Антон напряжённо думал, лоб – складками. Мотнул головой.
– Вот что: надо с лоджии на помощь звать. Прохожих или соседей. Быстро!
Они, теснясь, метнулись через кухню на лоджию. («…крепнут мир и дружба между народами…», – долдонит радио над холодильником.) Их окна выходят во двор. В боковых секциях-выступах «коленчатого вала» светятся зашторенные окна. Там – люди. Во дворе – тихо, пустынно. Рябит дождь.
Однако – стоп: кто-то показался. Далековато – не разобрать. Двое. Идут по дорожке мимо дома. Вошли в круг фонарного света: ага – мужчина и женщина, под одним зонтом, с сумками. Надо кричать.
Антон щёлкнул шпингалетами, дёрнул створку окна – безрезультатно. Что такое? Он рванул ещё: ручка, стеклянный рифлёный шар, оторвалась – Антон шарахнулся локтем и плечом о стену. Проклятая краска!
– Начерта нам надо было стеклить лоджию? – взревел он. – Пропадай теперь из-за этого!
– Антон! Антон! – только и сказала-простонала Вера. – Антон, сделай что-нибудь!
Мужчина с женщиной удалялись, сейчас скроются за выступом дома. Уже осталось несколько шагов.
Антон нагнулся, подхватил скамеечку, без размаха ткнул её торцом в стекло. Оно лопнуло со взрывным звоном. Прохожие приостановились, вглядываясь из-под зонта. Антон сунулся в дыру, помаячил секунды две, обернулся к своим.
– Чёр-р-рт, ну как я буду кричать? Вера, ты крикни!

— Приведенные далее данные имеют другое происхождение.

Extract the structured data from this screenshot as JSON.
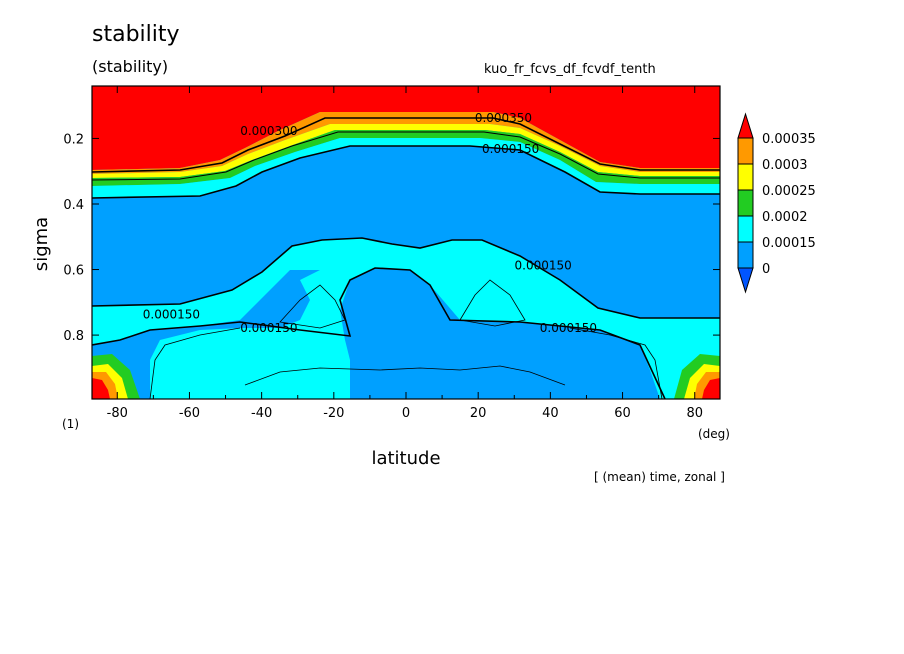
{
  "header": {
    "title": "stability",
    "subtitle": "(stability)",
    "run_name": "kuo_fr_fcvs_df_fcvdf_tenth",
    "note": "[ (mean) time, zonal ]"
  },
  "chart_data": {
    "type": "heatmap",
    "title": "stability",
    "subtitle": "(stability)",
    "xlabel": "latitude",
    "ylabel": "sigma",
    "x_unit": "(deg)",
    "y_unit": "(1)",
    "xlim": [
      -87,
      87
    ],
    "ylim": [
      0.995,
      0.04
    ],
    "x_ticks": [
      -80,
      -60,
      -40,
      -20,
      0,
      20,
      40,
      60,
      80
    ],
    "x_tick_labels": [
      "-80",
      "-60",
      "-40",
      "-20",
      "0",
      "20",
      "40",
      "60",
      "80"
    ],
    "y_ticks": [
      0.2,
      0.4,
      0.6,
      0.8
    ],
    "y_tick_labels": [
      "0.2",
      "0.4",
      "0.6",
      "0.8"
    ],
    "colorbar": {
      "levels": [
        "0.00035",
        "0.0003",
        "0.00025",
        "0.0002",
        "0.00015",
        "0"
      ],
      "colors": [
        "#ff0000",
        "#ff9900",
        "#ffff00",
        "#22cc22",
        "#00ffff",
        "#00a0ff",
        "#0055ff"
      ]
    },
    "contour_labels": [
      {
        "text": "0.000300",
        "lat": -38,
        "sigma": 0.19
      },
      {
        "text": "0.000350",
        "lat": 27,
        "sigma": 0.15
      },
      {
        "text": "0.000150",
        "lat": 29,
        "sigma": 0.245
      },
      {
        "text": "0.000150",
        "lat": 38,
        "sigma": 0.6
      },
      {
        "text": "0.000150",
        "lat": -65,
        "sigma": 0.75
      },
      {
        "text": "0.000150",
        "lat": -38,
        "sigma": 0.79
      },
      {
        "text": "0.000150",
        "lat": 45,
        "sigma": 0.79
      }
    ],
    "regions": [
      {
        "level": "> 0.00035",
        "description": "upper layer sigma < ~0.2 at all latitudes; near-surface poleward of 80"
      },
      {
        "level": "0.00015 - 0.0002",
        "description": "mid-troposphere band sigma 0.5-0.75 and polar lower levels"
      },
      {
        "level": "0 - 0.00015",
        "description": "bulk of troposphere"
      }
    ]
  }
}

Вера замешкалась, замялась, отступила.
Вдруг Наташка подскочила к окну, схватилась ручонками за стеклянные зубцы и страшным, ненатуральным каким-то голосом тоненько завопила:
– Помоги-и-ите! Помоги-и-ите! Нас убива-а-ают!
Мужчина с женщиной подхватились, исчезли. Во многих окнах погас свет.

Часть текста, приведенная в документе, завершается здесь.